Premier souvenir personnel de Michaël Lonsdale dans un film de cinéma : Baisers Volés de François Truffaut, il y joue le mari un peu inquiétant, un peu dérangeant de Fabienne Tabard interprétée par Delphine Seyrig irrésistible pour Antoine Doinel-Jean Pierre Leaud.
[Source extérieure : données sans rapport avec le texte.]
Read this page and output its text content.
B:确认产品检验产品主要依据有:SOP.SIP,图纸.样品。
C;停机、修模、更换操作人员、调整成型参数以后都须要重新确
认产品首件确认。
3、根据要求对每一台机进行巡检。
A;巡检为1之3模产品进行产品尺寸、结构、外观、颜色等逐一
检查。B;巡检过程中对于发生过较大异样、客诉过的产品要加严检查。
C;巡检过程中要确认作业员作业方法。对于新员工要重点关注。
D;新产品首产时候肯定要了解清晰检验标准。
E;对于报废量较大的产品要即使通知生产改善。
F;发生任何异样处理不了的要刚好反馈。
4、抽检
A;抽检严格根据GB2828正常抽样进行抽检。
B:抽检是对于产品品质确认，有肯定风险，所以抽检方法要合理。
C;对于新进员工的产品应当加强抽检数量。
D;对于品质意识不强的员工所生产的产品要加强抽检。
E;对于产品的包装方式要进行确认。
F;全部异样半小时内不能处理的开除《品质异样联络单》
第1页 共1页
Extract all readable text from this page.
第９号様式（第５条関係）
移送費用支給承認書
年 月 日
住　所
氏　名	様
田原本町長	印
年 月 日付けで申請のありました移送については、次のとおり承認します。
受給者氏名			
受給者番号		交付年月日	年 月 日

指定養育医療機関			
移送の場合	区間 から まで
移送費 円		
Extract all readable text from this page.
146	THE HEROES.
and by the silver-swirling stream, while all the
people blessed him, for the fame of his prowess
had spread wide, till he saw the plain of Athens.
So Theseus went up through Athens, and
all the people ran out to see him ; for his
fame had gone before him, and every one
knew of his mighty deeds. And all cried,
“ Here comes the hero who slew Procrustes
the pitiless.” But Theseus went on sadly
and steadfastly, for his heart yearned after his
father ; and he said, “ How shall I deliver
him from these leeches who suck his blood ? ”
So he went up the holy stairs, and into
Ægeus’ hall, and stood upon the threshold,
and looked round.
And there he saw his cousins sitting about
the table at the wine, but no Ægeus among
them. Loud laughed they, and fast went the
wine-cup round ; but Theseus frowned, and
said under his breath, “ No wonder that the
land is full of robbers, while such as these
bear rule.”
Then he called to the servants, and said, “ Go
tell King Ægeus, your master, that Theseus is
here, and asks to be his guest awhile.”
Avec sa voix et sa diction si particulière qui pose d'emblée la singularité du personnage,  Michaël Lonsdale a beaucoup joué au théâtre et a toujours tourné plusieurs films par an. Dans des rôles plus ou moins importants, il a appliqué son empreinte dans des styles cinématographiques d'une grande variété : de Monsieur Klein de Joseph Losey à un James Bond (Moonraker), d'Indian Song de Duras à Hybernatus d'Edouard Molinaro, mais aussi dans Le Procès d'Orson Welles, Au Nom de la Rose de J.J.Annaud, Les Vestiges du jour de James Ivory, Les Acteurs de Bertand Blier, Nelly et Monsieur Arnaud de Claude Sautet, Chut! de J.P Mocky, Bancs publics de Bruno Podalydès, Munich de Steven Spielberg, Stavinsky d'Alain Resnais...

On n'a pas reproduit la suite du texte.